In his series of issue-oriented books for a middle school audience, Rink (Jimi & Isaac 5a: The Brain Injury, 2014, etc. ) frames his plots involving tween friends Jimi and Isaac around such issues as coping with self-doubt, making and keeping commitments, and dealing with unforeseen life changes. In this10th installment, told in the first-person voice of Jimi, a jazz saxophonist, self-described science nerd, and wry observer of parental and peer foibles, fighting and arguing have escalated at his middle school. Jimi and his best friend, Isaac, along with Tom and bossy Mallory, get in a shoving match. As punishment, the principal assigns the four to figure out the answer to the increasing incivility on campus. Mallory gets carried away, forming a group called the CIVILians, positive that ordering people to obey her “be nice!” rules is the way to go. Her method receives push back, sometimes literally, from kids resenting being told what to do. Soon, the CIVILians are being harassed by an opposing group called the Savages. Jimi, Isaac, and Tom want to expend as little effort in solving the problem as possible until increasing clashes between the groups indicate there are no easy answers to bringing people together. A favorite science teacher encourages the three boys and Mallory to think about the problem creatively.
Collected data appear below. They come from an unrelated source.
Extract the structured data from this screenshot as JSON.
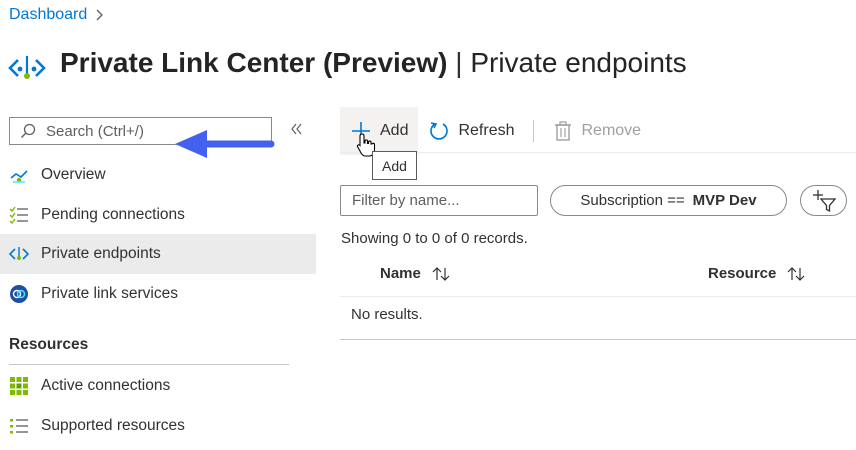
{
  "breadcrumb": {
    "item": "Dashboard"
  },
  "page": {
    "title_main": "Private Link Center (Preview)",
    "title_separator": "|",
    "title_sub": "Private endpoints",
    "icon": "private-link-icon"
  },
  "sidebar": {
    "search_placeholder": "Search (Ctrl+/)",
    "items": [
      {
        "label": "Overview",
        "icon": "overview-icon"
      },
      {
        "label": "Pending connections",
        "icon": "checklist-icon"
      },
      {
        "label": "Private endpoints",
        "icon": "private-endpoint-icon",
        "selected": true
      },
      {
        "label": "Private link services",
        "icon": "link-service-icon"
      }
    ],
    "section": "Resources",
    "resource_items": [
      {
        "label": "Active connections",
        "icon": "grid-icon"
      },
      {
        "label": "Supported resources",
        "icon": "list-icon"
      }
    ]
  },
  "toolbar": {
    "add_label": "Add",
    "refresh_label": "Refresh",
    "remove_label": "Remove",
    "tooltip": "Add"
  },
  "filters": {
    "name_placeholder": "Filter by name...",
    "subscription_key": "Subscription ==",
    "subscription_value": "MVP Dev"
  },
  "records_text": "Showing 0 to 0 of 0 records.",
  "table": {
    "columns": [
      "Name",
      "Resource"
    ],
    "empty_text": "No results."
  },
  "colors": {
    "link": "#0078d4",
    "arrow": "#4361ee",
    "selected_bg": "#ebebeb"
  }
}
Rink has a terrific knack for placing relatable characters in realistic situations and giving them (and readers) food for thought, promoting discussion and problem-solving rather than spoon-feeding answers. A nuanced discussion at the dinner table about the definition of a bully awakens Jimi to the fact that bullying can take many forms and cause both physical and emotional harm. The author deftly adds an additional layer to the issue by having Tom express empathy for a bully he injured in order to protect a little kid, signaling his subsequent awareness that the offender is the product of an abusive home.
Engaging and thought-proving edutainment, with relatable tween characters facing realistic challenges, primarily from a young male point of view.